Elle vit seule depuis quelques années. Quand elle part de chez elle le matin, il est rare qu’elle croise quelqu’un dans l’ascenseur. Seulement de temps en temps elle voit la voisine du cinquième, oui, celle qui a trois enfants bien agités. La dame se contente d’un « ils n’arrêtent pas de la journée », elle s’excuse. Marie elle sourit, elle dessine à moitié un sourire, le premier de la journée, un geste poli et aseptique qui ne donne pas de place aux mots. Une fois dans la rue, elle s’apprête à prendre le bus, elle montre simplement son abonnement mensuel au conducteur, qui lui rend un regard rapide et encore ensommeillé. Les jours de chance, elle trouve une petite place, elle s’assit. Deuxième sourire de la journée.
Vingt minutes plus tard, Marie arrive au travail. « Qu’est-ce qu’il fait froid ». « Vous avez-vu la nouvelle coupe de Claire? » « On verra ce que le responsable nous lâche aujourd’hui ». Un essai de sourire et quelques phrases bien courtes pendant que les femmes enfilent la blouse de l’entreprise. Dix heures pétantes. Le supermarché ouvre, Marie est déjà prête derrière sa caisse. « Cela fait 135€ ». « Voulez-vous un sac ? Cinq centimes chacun. » « Avez-vous la carte fidélité ? » Et ainsi de suite, une fois, deux fois, trois… jusqu’à 13h30, heure de pause. Elle mange rapidement ce qu’elle a amené dans une gamelle. Et c’est reparti. Encore un après-midi de phrases courtes et stéréotypées avec de temps en temps des demi-sourires. Et retour au bus. Enfin à la maison. Canapé. Télé. Fatigue. Pourvu que le sommeil arrive. Vite.
Des dizaines, voire des centaines de personnes sont passé aujourd’hui par la vie de Marie. Mais elle est toute seule. Elle n’a pas eu de vraie conversation de toute la journée. Et bien des jours vont s’écouler avant qu’elle n’ait la chance d’en avoir une, de conversation réelle.
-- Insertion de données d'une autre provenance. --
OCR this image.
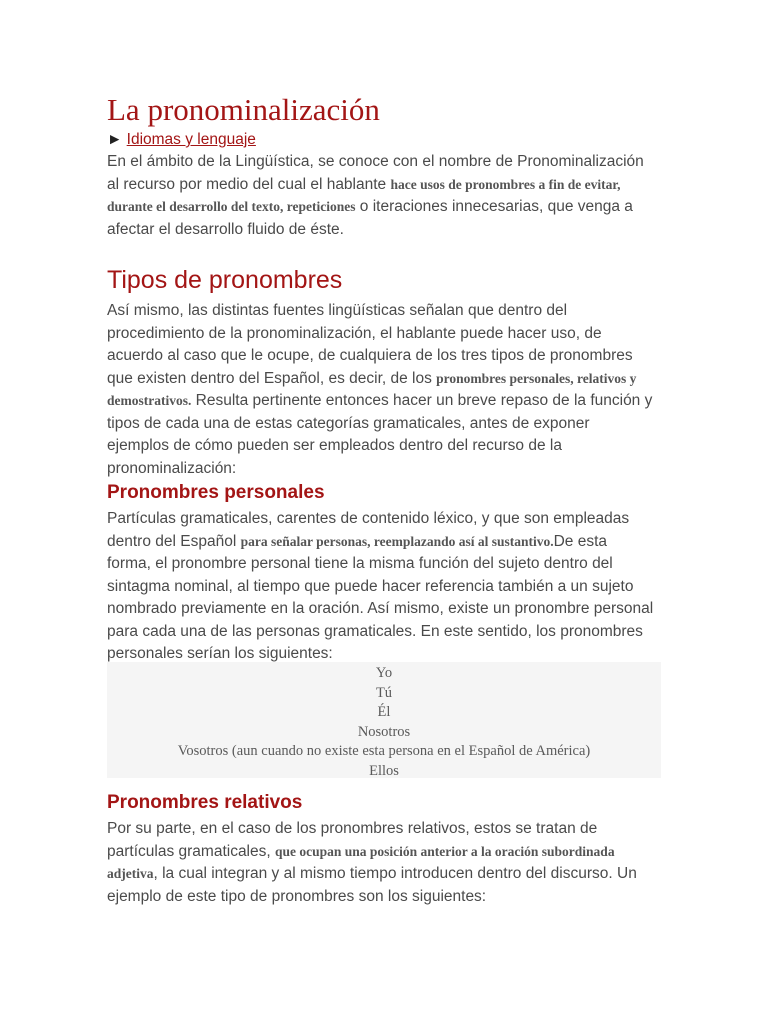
La pronominalización
► Idiomas y lenguaje

En el ámbito de la Lingüística, se conoce con el nombre de Pronominalización al recurso por medio del cual el hablante hace usos de pronombres a fin de evitar, durante el desarrollo del texto, repeticiones o iteraciones innecesarias, que venga a afectar el desarrollo fluido de éste.

Tipos de pronombres

Así mismo, las distintas fuentes lingüísticas señalan que dentro del procedimiento de la pronominalización, el hablante puede hacer uso, de acuerdo al caso que le ocupe, de cualquiera de los tres tipos de pronombres que existen dentro del Español, es decir, de los pronombres personales, relativos y demostrativos. Resulta pertinente entonces hacer un breve repaso de la función y tipos de cada una de estas categorías gramaticales, antes de exponer ejemplos de cómo pueden ser empleados dentro del recurso de la pronominalización:

Pronombres personales

Partículas gramaticales, carentes de contenido léxico, y que son empleadas dentro del Español para señalar personas, reemplazando así al sustantivo.De esta forma, el pronombre personal tiene la misma función del sujeto dentro del sintagma nominal, al tiempo que puede hacer referencia también a un sujeto nombrado previamente en la oración. Así mismo, existe un pronombre personal para cada una de las personas gramaticales. En este sentido, los pronombres personales serían los siguientes:

Yo
Tú
Él
Nosotros
Vosotros (aun cuando no existe esta persona en el Español de América)
Ellos
Pronombres relativos

Por su parte, en el caso de los pronombres relativos, estos se tratan de partículas gramaticales, que ocupan una posición anterior a la oración subordinada adjetiva, la cual integran y al mismo tiempo introducen dentro del discurso. Un ejemplo de este tipo de pronombres son los siguientes:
Les autorités calculent qu’environ quatre millions de français (1 sur 16) ont seulement trois vraies conversations par an. Trois. Une tous les 121 jours. Dans les zones rurales la télé a remplacé les conversations dans les rues et dans les bars. Dans les villes il y a une constante augmentation de l’incommunication chez les 30 et 50 ans : des femmes, des hommes, des veufs, des célibataires, des jeunes au chômage qui ont l’ordinateur comme unique et seul moyen de communication.
Mais en famille aussi il y en a qui se sentent seuls. Rentrer à la maison et ne parler que des choses banales sur les enfants, le souper ou le bruit qui vient de chez les voisins. Il paraît que c’est pour cela qu’après les vacances d’été et après Noël les cas de divorces augmentent. Car on reste trop longtemps en famille et on ne sait plus parler.
Et la pire des choses, personne n’ose avouer qu’elle se sent seule. On cache la solitude comme cette poussière qu’on fait disparaître juste avant de recevoir. Ensuite, elle réapparaît. Ce ne sont que des apparences.